I have a regular expression that is correctly parsed by grepl but generates an error when used as pattern of str_extract_all.

I'm using stringr v1.0.0, R v3.2.3 under OSX.

In this question a regex passed to a stringr generates a similar error, yet the solution proposed doesn't apply in my case.

require(stringr)

string <- "Decreto Legislativo 6 marzo 1992, n. 248; G.U. n. 77 del 1° aprile 1992"

it_months <- c("gennaio","febbraio","marzo","aprile","maggio","giugno","luglio",
               "agosto","settembre","ottobre","novembre","dicembre")
grep_it_date <- paste0("\\d{1-2}(º?) (", paste(it_months, collapse="|") ,") \\d{4}$")

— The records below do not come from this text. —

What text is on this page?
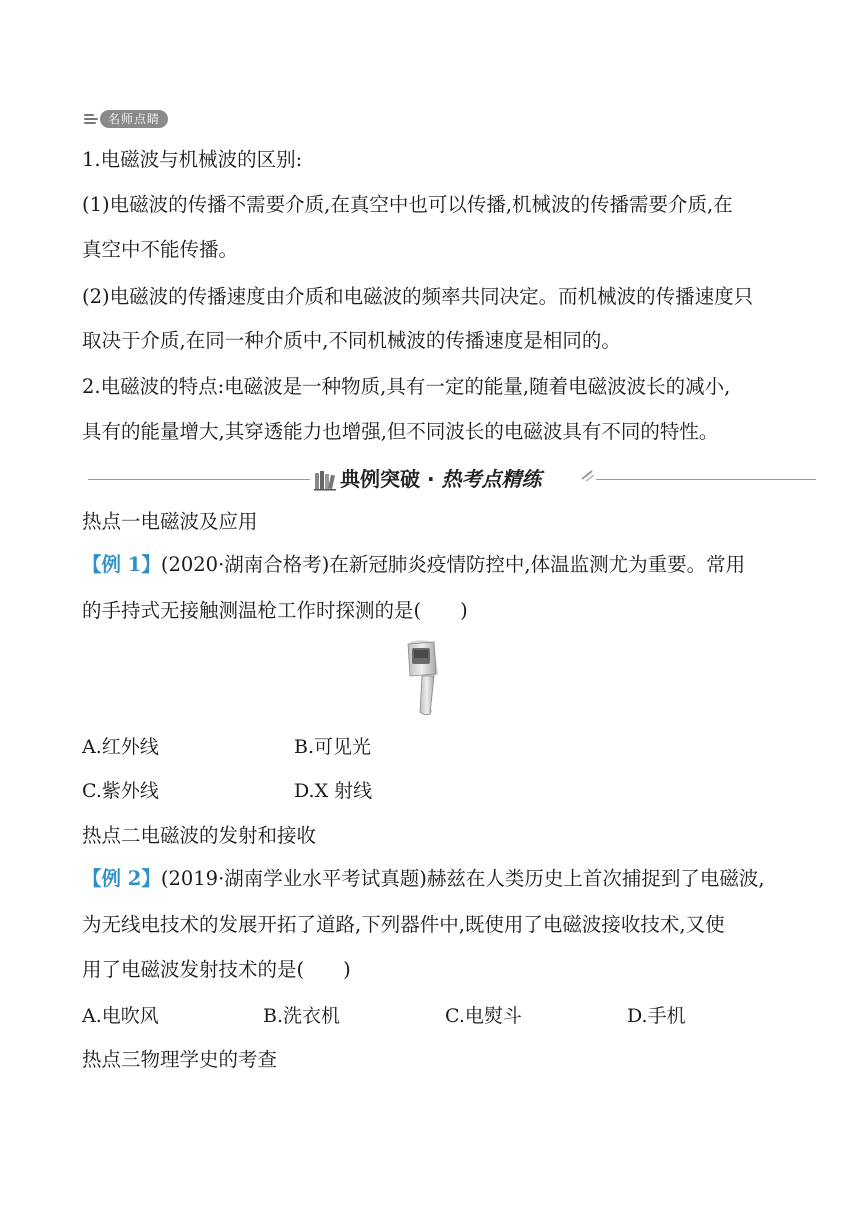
名师点睛
1.电磁波与机械波的区别:
(1)电磁波的传播不需要介质,在真空中也可以传播,机械波的传播需要介质,在
真空中不能传播。
(2)电磁波的传播速度由介质和电磁波的频率共同决定。而机械波的传播速度只
取决于介质,在同一种介质中,不同机械波的传播速度是相同的。
2.电磁波的特点:电磁波是一种物质,具有一定的能量,随着电磁波波长的减小,
具有的能量增大,其穿透能力也增强,但不同波长的电磁波具有不同的特性。
典例突破 · 热考点精练
热点一电磁波及应用
【例 1】(2020·湖南合格考)在新冠肺炎疫情防控中,体温监测尤为重要。常用
的手持式无接触测温枪工作时探测的是(　　)
A.红外线	B.可见光
C.紫外线	D.X 射线
热点二电磁波的发射和接收
【例 2】(2019·湖南学业水平考试真题)赫兹在人类历史上首次捕捉到了电磁波,
为无线电技术的发展开拓了道路,下列器件中,既使用了电磁波接收技术,又使
用了电磁波发射技术的是(　　)
A.电吹风	B.洗衣机	C.电熨斗	D.手机
热点三物理学史的考查
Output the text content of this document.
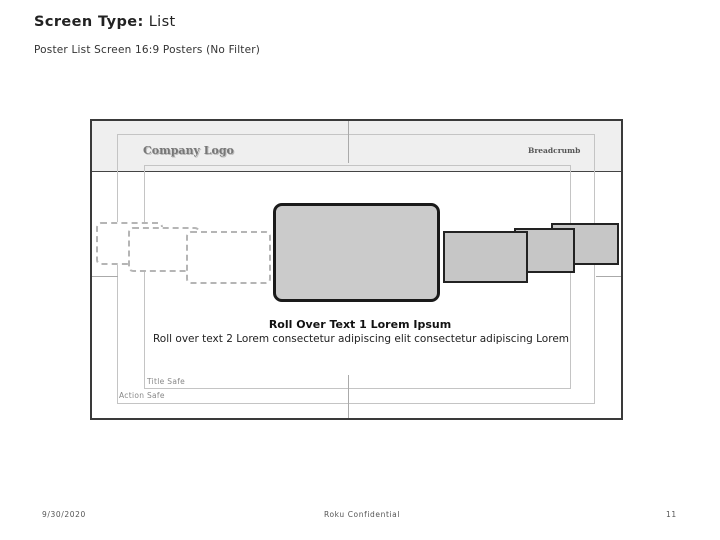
Screen Type: List
Poster List Screen 16:9 Posters (No Filter)
Company Logo	Breadcrumb
Roll Over Text 1 Lorem Ipsum
Roll over text 2 Lorem consectetur adipiscing elit consectetur adipiscing Lorem
Title Safe
Action Safe
9/30/2020	Roku Confidential	11
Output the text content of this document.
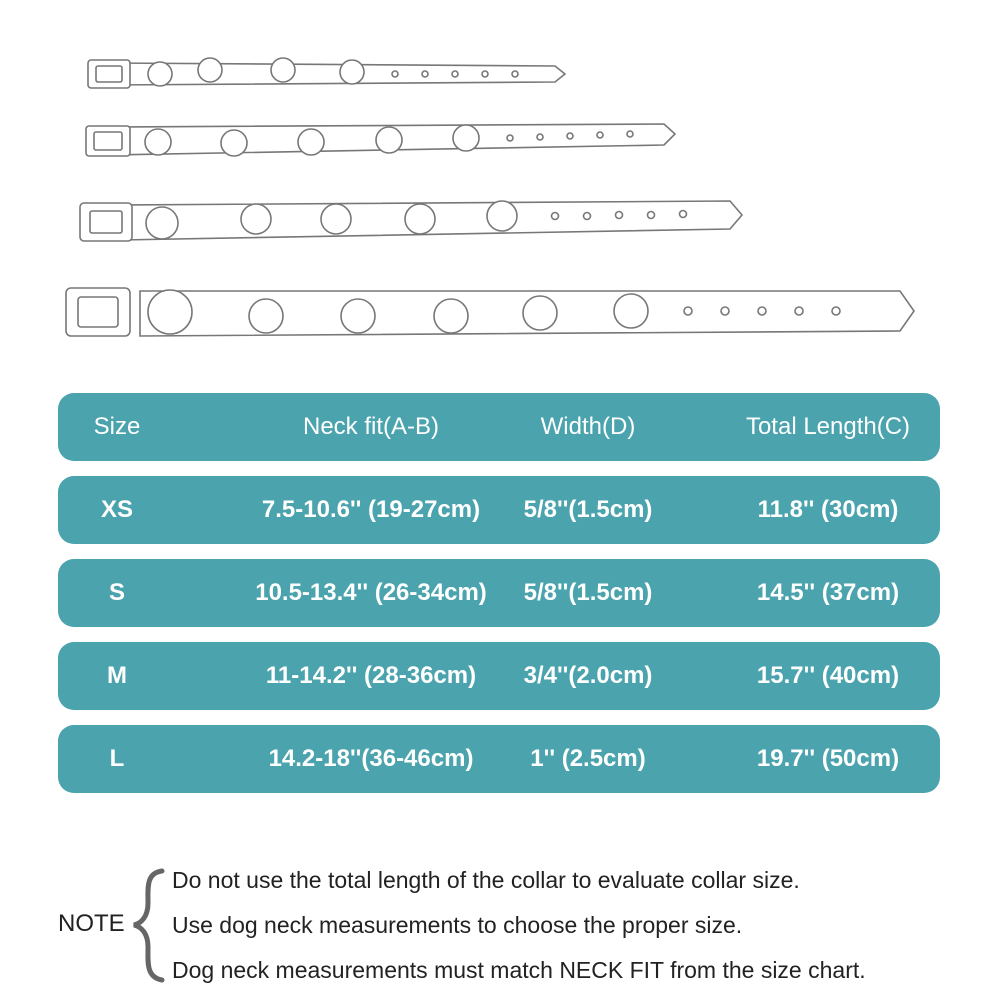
Size	Neck fit(A-B)	Width(D)	Total Length(C)
XS	7.5-10.6'' (19-27cm)	5/8''(1.5cm)	11.8'' (30cm)
S	10.5-13.4'' (26-34cm)	5/8''(1.5cm)	14.5'' (37cm)
M	11-14.2'' (28-36cm)	3/4''(2.0cm)	15.7'' (40cm)
L	14.2-18''(36-46cm)	1'' (2.5cm)	19.7'' (50cm)
NOTE
Do not use the total length of the collar to evaluate collar size.
Use dog neck measurements to choose the proper size.
Dog neck measurements must match NECK FIT from the size chart.
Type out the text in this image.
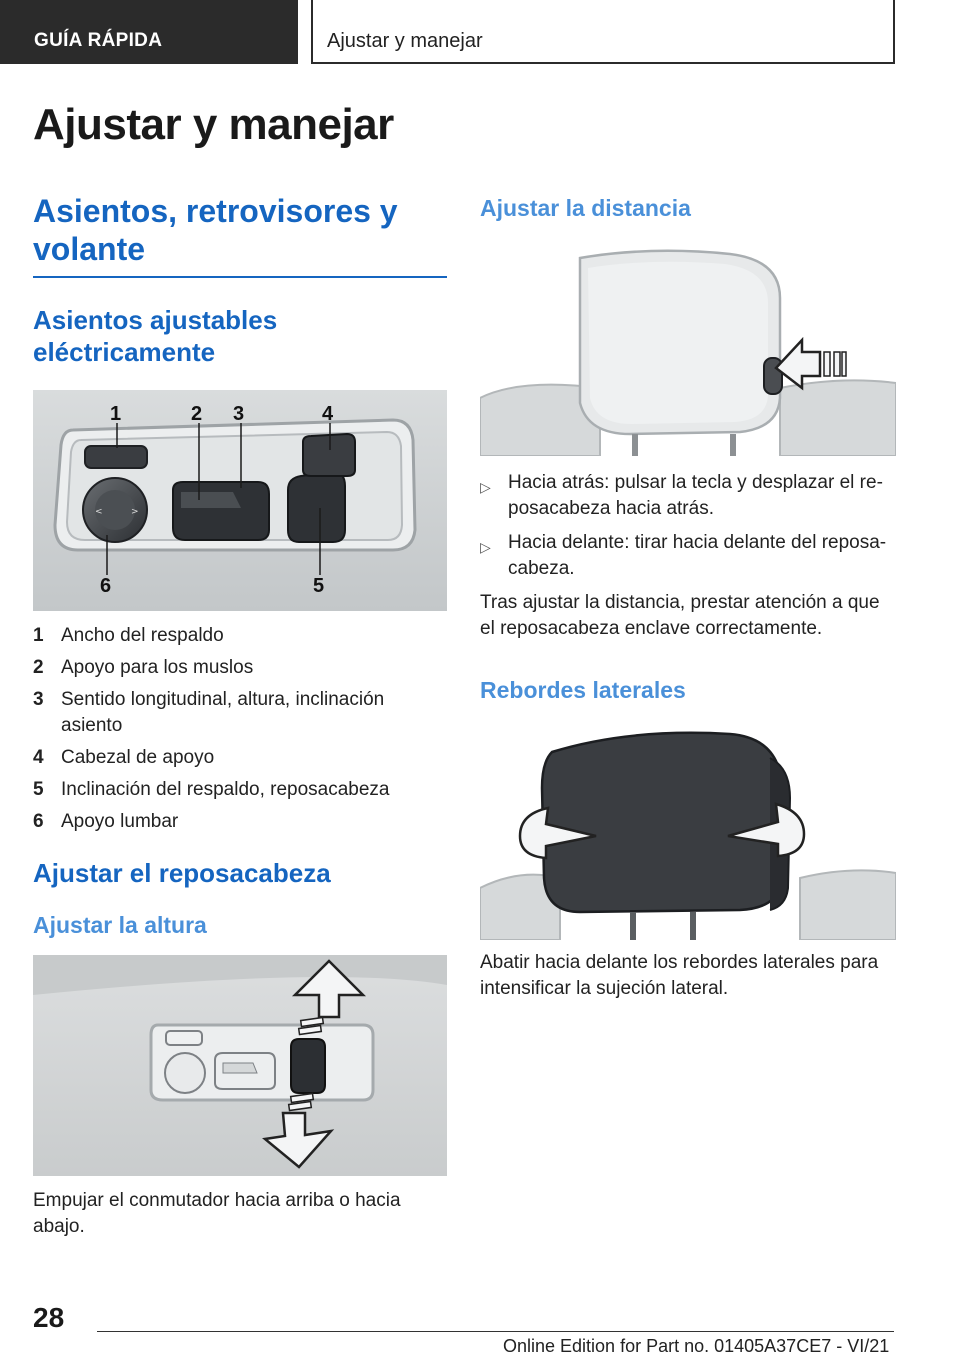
GUÍA RÁPIDA	Ajustar y manejar
Ajustar y manejar
Asientos, retrovisores y volante
Asientos ajustables eléctricamente
<	>
1	2 3	4
5
6
1 Ancho del respaldo
2 Apoyo para los muslos
3 Sentido longitudinal, altura, inclinación asiento
4 Cabezal de apoyo
5 Inclinación del respaldo, reposacabeza
6 Apoyo lumbar
Ajustar el reposacabeza
Ajustar la altura

Empujar el conmutador hacia arriba o hacia abajo.

Ajustar la distancia
▷ Hacia atrás: pulsar la tecla y desplazar el reposacabeza hacia atrás.
▷ Hacia delante: tirar hacia delante del reposacabeza.

Tras ajustar la distancia, prestar atención a que el reposacabeza enclave correctamente.

Rebordes laterales

Abatir hacia delante los rebordes laterales para intensificar la sujeción lateral.

28
Online Edition for Part no. 01405A37CE7 - VI/21
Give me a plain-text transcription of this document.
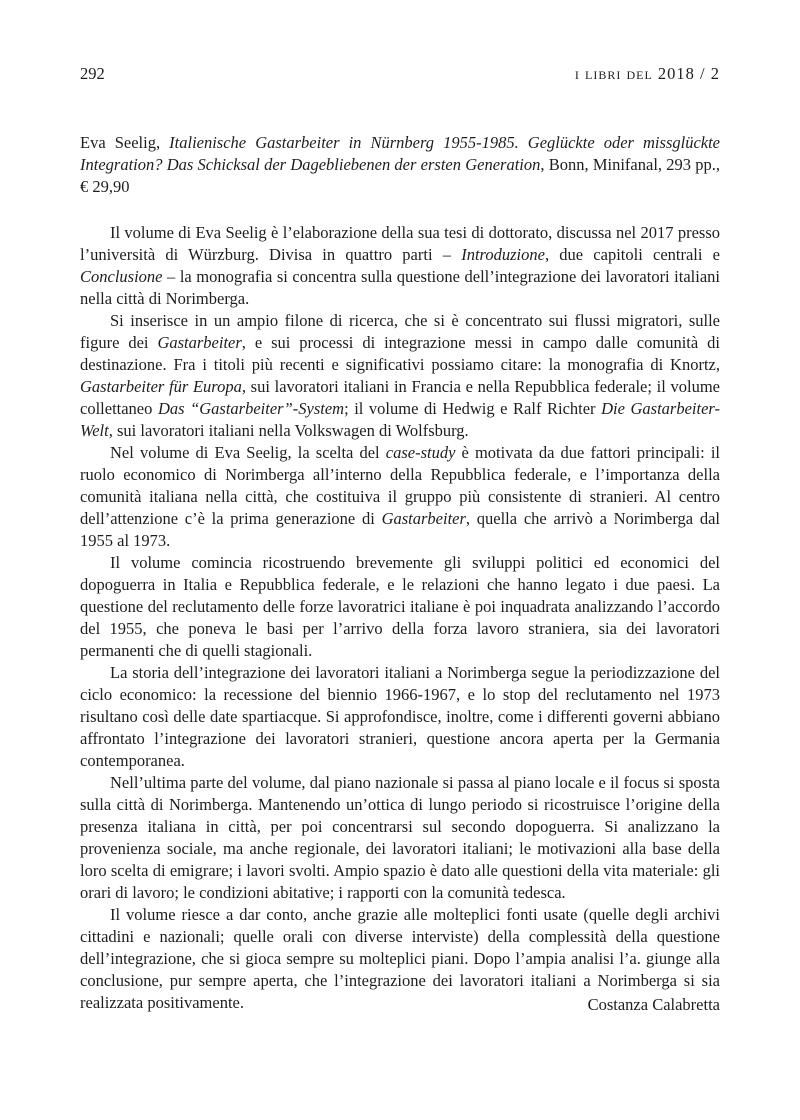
292	i libri del 2018 / 2

Eva Seelig, Italienische Gastarbeiter in Nürnberg 1955-1985. Geglückte oder missglückte Integration? Das Schicksal der Dagebliebenen der ersten Generation, Bonn, Minifanal, 293 pp., € 29,90

Il volume di Eva Seelig è l’elaborazione della sua tesi di dottorato, discussa nel 2017 presso l’università di Würzburg. Divisa in quattro parti – Introduzione, due capitoli centrali e Conclusione – la monografia si concentra sulla questione dell’integrazione dei lavoratori italiani nella città di Norimberga.

Si inserisce in un ampio filone di ricerca, che si è concentrato sui flussi migratori, sulle figure dei Gastarbeiter, e sui processi di integrazione messi in campo dalle comunità di destinazione. Fra i titoli più recenti e significativi possiamo citare: la monografia di Knortz, Gastarbeiter für Europa, sui lavoratori italiani in Francia e nella Repubblica federale; il volume collettaneo Das “Gastarbeiter”-System; il volume di Hedwig e Ralf Richter Die Gastarbeiter-Welt, sui lavoratori italiani nella Volkswagen di Wolfsburg.

Nel volume di Eva Seelig, la scelta del case-study è motivata da due fattori principali: il ruolo economico di Norimberga all’interno della Repubblica federale, e l’importanza della comunità italiana nella città, che costituiva il gruppo più consistente di stranieri. Al centro dell’attenzione c’è la prima generazione di Gastarbeiter, quella che arrivò a Norimberga dal 1955 al 1973.

Il volume comincia ricostruendo brevemente gli sviluppi politici ed economici del dopoguerra in Italia e Repubblica federale, e le relazioni che hanno legato i due paesi. La questione del reclutamento delle forze lavoratrici italiane è poi inquadrata analizzando l’accordo del 1955, che poneva le basi per l’arrivo della forza lavoro straniera, sia dei lavoratori permanenti che di quelli stagionali.

La storia dell’integrazione dei lavoratori italiani a Norimberga segue la periodizzazione del ciclo economico: la recessione del biennio 1966-1967, e lo stop del reclutamento nel 1973 risultano così delle date spartiacque. Si approfondisce, inoltre, come i differenti governi abbiano affrontato l’integrazione dei lavoratori stranieri, questione ancora aperta per la Germania contemporanea.

Nell’ultima parte del volume, dal piano nazionale si passa al piano locale e il focus si sposta sulla città di Norimberga. Mantenendo un’ottica di lungo periodo si ricostruisce l’origine della presenza italiana in città, per poi concentrarsi sul secondo dopoguerra. Si analizzano la provenienza sociale, ma anche regionale, dei lavoratori italiani; le motivazioni alla base della loro scelta di emigrare; i lavori svolti. Ampio spazio è dato alle questioni della vita materiale: gli orari di lavoro; le condizioni abitative; i rapporti con la comunità tedesca.

Il volume riesce a dar conto, anche grazie alle molteplici fonti usate (quelle degli archivi cittadini e nazionali; quelle orali con diverse interviste) della complessità della questione dell’integrazione, che si gioca sempre su molteplici piani. Dopo l’ampia analisi l’a. giunge alla conclusione, pur sempre aperta, che l’integrazione dei lavoratori italiani a Norimberga si sia realizzata positivamente.	Costanza Calabretta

grepl(grep_it_date, string)
# [1] TRUE

dates_from_string <- str_extract_all(tolower(string), grep_it_date, simplify = TRUE)
# Error in stri_extract_all_regex(string, pattern, simplify = simplify,  : 
#                                   Error in {min,max} interval. (U_REGEX_BAD_INTERVAL)
Community
  • 1
  • 1
CptNemo
  • 6,455
  • 16
  • 58
  • 107

2 Answers2

3

You need to change \\d{1-2} to \\d{1,2} as told in the error, since the interval separator is , and not -

Thomas Ayoub
  • 29,063
  • 15
  • 95
  • 142
0

If we need to extract 6 marzo 1992 and 1° aprile 1992 from the 'string'

 grep_it_date <- paste0("[0-9]{1,2}([^0-9 ]?)\\s+(", paste(it_months, collapse="|") ,")\\s+\\d{4}")
 str_extract_all(tolower(string), grep_it_date)[[1]]
 #[1] "6 marzo 1992"   "1° aprile 1992"
akrun
  • 874,273
  • 37
  • 540
  • 662